IRIS login | Reed College home Volume 91, No. 3: September 2012
In the June 2012 issue of Reed, David Widelock ’69 replied to my “Burning Question,” saying I should have kept doubting the fireman’s statement that with higher pressure the rate of water flow decreased. David cites his experience as a landscape architect and the Golf Engineering Associates Technical Help Series, which says, “Higher pressure will cause greater flow through any given pipe size, but as the flow increases, the pressure will decrease downstream due to friction loss because water velocities increase as well.”
David and golf engineers are certainly correct that higher pressure at the source will increase rate of flow through a pipe. But what happens downstream can be surprising. A thought experiment will illustrate. Imagine you are watering your lawn with a garden hose. The valve to which the hose is connected is fully open, but you close the nozzle so water doesn’t flow at all. Now imagine you poke a small hole into the hose anywhere along its length. What happens? Water shoots out the hole and into the air. The higher the pressure in the hose, the higher the water will shoot up, but the rate of flow through the hose is close to zero.
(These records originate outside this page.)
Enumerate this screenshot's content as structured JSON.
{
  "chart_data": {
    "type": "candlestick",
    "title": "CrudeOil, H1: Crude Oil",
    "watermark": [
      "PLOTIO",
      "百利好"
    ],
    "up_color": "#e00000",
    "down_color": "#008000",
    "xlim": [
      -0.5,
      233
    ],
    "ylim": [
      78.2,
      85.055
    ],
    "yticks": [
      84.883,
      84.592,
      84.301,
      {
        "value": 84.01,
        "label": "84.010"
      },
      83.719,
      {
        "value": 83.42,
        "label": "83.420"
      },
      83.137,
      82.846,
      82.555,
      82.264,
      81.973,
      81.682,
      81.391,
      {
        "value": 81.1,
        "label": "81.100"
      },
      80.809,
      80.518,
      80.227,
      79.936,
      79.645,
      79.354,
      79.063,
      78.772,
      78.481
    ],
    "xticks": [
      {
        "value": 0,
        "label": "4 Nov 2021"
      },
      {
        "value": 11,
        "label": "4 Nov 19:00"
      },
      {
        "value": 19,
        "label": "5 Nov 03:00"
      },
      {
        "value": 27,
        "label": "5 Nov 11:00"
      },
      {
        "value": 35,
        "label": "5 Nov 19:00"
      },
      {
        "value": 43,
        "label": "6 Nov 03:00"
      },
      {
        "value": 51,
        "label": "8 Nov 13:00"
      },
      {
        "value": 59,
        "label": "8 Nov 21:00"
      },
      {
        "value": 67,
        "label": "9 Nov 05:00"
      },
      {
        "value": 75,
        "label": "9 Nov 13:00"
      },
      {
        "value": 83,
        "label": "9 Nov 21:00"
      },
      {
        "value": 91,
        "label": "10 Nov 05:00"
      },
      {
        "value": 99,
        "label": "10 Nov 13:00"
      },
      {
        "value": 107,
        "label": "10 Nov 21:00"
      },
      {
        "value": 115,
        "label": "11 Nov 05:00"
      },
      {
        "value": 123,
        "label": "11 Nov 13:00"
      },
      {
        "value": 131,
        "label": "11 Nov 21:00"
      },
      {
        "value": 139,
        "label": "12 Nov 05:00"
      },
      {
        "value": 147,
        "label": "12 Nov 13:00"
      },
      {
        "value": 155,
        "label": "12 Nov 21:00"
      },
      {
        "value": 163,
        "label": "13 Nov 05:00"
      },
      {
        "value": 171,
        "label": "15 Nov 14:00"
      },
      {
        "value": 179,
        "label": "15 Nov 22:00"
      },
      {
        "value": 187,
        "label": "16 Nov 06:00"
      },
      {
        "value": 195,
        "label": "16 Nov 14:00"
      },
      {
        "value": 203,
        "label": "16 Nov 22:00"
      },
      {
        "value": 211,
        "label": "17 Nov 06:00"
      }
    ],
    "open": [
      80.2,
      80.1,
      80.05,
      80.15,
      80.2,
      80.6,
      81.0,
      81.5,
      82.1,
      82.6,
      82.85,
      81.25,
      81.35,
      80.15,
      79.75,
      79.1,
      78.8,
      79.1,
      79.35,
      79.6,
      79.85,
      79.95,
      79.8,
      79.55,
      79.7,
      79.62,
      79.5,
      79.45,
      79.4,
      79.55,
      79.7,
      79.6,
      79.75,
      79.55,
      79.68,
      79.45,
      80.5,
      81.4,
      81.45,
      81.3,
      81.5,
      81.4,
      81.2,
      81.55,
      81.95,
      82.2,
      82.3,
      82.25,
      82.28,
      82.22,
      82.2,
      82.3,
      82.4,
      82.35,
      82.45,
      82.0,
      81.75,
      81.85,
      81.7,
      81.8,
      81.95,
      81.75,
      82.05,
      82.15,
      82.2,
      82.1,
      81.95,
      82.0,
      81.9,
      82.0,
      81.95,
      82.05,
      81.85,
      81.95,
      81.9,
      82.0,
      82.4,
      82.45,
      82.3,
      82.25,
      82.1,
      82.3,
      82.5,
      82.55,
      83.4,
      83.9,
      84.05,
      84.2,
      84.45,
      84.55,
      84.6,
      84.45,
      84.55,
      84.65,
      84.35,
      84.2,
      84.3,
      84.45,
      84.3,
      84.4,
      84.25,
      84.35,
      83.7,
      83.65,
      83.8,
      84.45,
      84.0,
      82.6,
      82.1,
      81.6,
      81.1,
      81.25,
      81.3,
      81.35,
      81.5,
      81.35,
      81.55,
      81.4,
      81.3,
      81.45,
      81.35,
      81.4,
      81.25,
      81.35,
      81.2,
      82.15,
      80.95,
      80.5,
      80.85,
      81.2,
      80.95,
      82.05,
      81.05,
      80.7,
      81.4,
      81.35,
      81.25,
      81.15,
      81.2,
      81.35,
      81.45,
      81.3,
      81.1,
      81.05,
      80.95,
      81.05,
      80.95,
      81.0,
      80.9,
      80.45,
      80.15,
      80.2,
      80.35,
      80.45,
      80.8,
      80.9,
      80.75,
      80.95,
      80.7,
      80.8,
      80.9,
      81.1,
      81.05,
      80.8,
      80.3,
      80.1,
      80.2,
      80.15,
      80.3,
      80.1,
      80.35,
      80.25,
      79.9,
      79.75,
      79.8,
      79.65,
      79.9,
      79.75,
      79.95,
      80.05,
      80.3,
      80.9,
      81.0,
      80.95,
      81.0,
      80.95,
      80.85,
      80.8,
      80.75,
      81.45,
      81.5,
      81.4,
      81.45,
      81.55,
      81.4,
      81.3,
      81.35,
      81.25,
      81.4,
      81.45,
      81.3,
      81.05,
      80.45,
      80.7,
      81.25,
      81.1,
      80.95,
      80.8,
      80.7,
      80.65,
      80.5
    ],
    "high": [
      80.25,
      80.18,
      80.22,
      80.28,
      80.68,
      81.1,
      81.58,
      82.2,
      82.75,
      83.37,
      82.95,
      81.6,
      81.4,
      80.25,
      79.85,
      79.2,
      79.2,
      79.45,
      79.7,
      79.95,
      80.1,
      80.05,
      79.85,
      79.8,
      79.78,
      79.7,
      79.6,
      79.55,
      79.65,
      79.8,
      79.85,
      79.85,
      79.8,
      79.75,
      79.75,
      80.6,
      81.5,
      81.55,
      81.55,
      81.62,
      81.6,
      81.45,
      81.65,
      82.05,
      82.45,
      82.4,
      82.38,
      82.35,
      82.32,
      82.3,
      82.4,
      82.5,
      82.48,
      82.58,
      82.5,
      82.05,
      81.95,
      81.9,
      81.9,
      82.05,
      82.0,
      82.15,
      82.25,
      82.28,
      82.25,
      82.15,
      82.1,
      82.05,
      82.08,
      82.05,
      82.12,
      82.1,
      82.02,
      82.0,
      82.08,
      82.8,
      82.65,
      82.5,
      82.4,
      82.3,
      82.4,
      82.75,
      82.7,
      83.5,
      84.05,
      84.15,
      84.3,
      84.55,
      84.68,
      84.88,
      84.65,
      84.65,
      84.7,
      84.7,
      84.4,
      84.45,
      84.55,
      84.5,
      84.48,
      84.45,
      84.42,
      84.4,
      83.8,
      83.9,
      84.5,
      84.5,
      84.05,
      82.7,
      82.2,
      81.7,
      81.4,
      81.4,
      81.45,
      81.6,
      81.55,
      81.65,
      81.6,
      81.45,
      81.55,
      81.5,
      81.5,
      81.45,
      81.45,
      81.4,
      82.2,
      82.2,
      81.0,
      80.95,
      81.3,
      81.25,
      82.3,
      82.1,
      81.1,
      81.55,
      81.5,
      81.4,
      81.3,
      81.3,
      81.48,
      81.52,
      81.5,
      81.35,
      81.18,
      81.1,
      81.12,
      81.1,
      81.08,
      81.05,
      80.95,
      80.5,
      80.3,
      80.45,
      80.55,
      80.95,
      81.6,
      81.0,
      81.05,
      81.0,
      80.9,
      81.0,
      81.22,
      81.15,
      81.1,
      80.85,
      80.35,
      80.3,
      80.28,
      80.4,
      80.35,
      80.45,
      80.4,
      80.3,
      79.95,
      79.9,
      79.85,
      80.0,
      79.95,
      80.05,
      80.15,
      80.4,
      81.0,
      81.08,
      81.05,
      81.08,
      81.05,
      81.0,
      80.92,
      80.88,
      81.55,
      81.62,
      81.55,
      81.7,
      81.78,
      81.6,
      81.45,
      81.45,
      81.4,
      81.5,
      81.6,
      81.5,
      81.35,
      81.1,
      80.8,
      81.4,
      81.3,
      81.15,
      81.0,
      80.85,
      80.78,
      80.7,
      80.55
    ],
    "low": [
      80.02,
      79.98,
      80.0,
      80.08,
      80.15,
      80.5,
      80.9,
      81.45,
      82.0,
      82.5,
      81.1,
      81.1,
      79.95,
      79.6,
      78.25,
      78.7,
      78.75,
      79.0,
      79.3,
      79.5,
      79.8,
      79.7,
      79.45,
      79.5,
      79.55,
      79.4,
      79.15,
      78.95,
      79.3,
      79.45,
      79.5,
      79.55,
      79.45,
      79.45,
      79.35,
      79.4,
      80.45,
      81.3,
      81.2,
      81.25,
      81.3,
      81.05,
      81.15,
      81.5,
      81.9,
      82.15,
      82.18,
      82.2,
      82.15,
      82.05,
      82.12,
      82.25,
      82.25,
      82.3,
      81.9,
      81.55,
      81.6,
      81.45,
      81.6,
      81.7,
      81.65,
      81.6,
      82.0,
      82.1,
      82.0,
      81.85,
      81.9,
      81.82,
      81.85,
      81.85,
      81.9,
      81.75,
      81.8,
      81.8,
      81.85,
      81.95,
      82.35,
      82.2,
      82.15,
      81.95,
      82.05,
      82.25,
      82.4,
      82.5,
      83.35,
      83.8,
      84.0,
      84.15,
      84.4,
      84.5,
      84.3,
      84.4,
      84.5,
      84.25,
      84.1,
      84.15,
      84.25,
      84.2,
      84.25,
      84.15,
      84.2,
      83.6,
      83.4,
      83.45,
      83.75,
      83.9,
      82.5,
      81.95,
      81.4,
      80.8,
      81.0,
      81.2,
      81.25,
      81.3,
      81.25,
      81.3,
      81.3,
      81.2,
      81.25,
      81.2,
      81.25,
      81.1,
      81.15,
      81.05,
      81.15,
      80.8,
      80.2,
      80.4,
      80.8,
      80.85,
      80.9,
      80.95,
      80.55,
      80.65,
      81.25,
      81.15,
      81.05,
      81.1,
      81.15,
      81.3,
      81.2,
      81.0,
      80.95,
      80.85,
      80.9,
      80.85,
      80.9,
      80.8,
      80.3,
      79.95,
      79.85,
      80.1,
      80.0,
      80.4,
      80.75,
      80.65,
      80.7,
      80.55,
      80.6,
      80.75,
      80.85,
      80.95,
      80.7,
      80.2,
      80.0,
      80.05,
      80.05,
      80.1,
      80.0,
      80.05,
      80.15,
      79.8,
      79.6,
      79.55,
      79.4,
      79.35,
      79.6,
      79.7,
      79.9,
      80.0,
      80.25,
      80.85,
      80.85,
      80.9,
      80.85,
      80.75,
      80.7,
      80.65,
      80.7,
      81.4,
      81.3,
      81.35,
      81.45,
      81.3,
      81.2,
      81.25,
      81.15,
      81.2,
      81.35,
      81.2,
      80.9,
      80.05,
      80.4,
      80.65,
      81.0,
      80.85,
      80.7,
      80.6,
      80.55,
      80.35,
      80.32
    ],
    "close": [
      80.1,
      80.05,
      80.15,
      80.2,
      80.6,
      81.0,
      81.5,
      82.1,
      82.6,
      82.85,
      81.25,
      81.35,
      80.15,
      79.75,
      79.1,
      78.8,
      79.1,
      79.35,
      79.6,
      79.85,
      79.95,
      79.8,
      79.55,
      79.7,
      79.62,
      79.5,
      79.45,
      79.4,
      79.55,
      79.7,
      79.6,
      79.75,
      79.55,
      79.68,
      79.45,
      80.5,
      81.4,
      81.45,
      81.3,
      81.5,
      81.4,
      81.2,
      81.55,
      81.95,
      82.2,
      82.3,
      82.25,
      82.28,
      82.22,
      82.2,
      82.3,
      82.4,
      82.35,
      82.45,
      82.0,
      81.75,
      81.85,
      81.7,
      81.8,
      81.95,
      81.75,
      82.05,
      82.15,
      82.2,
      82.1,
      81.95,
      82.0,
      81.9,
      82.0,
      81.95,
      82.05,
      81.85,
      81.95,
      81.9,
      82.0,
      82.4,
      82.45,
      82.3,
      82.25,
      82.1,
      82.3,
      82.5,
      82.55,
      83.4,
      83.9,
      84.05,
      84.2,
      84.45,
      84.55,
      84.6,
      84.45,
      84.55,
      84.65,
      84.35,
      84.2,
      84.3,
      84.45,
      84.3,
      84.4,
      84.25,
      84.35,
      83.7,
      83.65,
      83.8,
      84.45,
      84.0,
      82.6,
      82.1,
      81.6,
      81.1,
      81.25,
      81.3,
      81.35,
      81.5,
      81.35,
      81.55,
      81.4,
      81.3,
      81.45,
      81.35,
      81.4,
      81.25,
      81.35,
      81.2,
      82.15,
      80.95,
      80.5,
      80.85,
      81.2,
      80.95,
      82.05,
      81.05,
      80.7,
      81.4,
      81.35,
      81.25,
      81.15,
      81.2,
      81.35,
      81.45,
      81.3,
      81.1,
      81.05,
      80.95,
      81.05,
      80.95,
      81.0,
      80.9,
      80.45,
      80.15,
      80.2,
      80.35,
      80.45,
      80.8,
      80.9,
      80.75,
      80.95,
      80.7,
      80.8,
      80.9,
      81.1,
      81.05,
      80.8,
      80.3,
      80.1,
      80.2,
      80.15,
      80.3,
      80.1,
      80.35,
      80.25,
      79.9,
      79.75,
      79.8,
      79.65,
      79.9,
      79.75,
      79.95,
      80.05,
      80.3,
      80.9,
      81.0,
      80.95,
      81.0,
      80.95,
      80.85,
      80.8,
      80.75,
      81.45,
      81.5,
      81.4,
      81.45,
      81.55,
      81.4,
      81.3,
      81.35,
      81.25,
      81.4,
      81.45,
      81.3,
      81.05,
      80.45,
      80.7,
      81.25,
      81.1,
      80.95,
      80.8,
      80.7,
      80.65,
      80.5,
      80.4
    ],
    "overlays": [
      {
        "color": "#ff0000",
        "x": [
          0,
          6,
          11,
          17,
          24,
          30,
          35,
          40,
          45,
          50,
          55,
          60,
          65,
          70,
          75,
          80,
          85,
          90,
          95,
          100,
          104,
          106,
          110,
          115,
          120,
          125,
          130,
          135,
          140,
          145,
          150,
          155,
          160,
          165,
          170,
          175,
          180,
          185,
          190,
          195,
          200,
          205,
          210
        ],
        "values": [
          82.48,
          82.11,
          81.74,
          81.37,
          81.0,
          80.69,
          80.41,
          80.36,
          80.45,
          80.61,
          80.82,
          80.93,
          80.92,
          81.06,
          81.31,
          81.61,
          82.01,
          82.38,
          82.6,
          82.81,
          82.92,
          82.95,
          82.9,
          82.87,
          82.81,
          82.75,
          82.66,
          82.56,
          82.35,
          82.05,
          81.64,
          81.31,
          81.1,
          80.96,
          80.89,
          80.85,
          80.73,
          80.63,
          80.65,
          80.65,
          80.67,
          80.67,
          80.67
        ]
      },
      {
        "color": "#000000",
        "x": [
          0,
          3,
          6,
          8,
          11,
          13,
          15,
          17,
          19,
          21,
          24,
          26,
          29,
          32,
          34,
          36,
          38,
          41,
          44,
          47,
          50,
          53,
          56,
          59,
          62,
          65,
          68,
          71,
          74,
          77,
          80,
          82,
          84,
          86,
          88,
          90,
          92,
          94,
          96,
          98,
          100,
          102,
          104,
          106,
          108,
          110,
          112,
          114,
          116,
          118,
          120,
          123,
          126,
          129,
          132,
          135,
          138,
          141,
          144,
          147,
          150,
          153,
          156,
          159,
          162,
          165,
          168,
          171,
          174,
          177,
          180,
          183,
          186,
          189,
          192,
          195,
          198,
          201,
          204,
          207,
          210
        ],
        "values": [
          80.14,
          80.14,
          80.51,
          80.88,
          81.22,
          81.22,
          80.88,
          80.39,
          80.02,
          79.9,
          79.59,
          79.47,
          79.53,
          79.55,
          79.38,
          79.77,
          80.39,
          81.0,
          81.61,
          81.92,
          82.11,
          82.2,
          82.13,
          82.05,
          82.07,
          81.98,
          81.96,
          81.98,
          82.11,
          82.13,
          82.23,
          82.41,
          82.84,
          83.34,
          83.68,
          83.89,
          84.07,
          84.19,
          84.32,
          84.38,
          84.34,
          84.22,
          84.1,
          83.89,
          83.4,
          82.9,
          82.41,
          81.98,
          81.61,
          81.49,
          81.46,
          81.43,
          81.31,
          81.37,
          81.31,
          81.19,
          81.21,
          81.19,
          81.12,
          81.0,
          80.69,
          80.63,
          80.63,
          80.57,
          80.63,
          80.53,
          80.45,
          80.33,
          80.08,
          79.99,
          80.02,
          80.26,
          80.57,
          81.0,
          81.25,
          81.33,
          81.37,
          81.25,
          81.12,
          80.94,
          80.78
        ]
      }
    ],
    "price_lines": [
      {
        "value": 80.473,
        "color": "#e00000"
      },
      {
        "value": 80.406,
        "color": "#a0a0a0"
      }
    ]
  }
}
Now imagine you open the nozzle fully (or take it off completely). The rate of flow through the hose shoots up, but what happens at the hole you poked into the hose? The water stops shooting up; pressure has dropped to just about zero. If the local water supply increases power to its pumps, then the rate of flow will increase, but pressure in the hose will remain near zero because there’s nothing to impede the flow.
If you don’t want to ruin a perfectly good garden hose, you can try the same experiment by pretending to blow a stopped-up trumpet. Try to force air past your closed lips: high pressure, but zero rate of flow. Now open your lips and allow the air to flow. What happens to the pressure?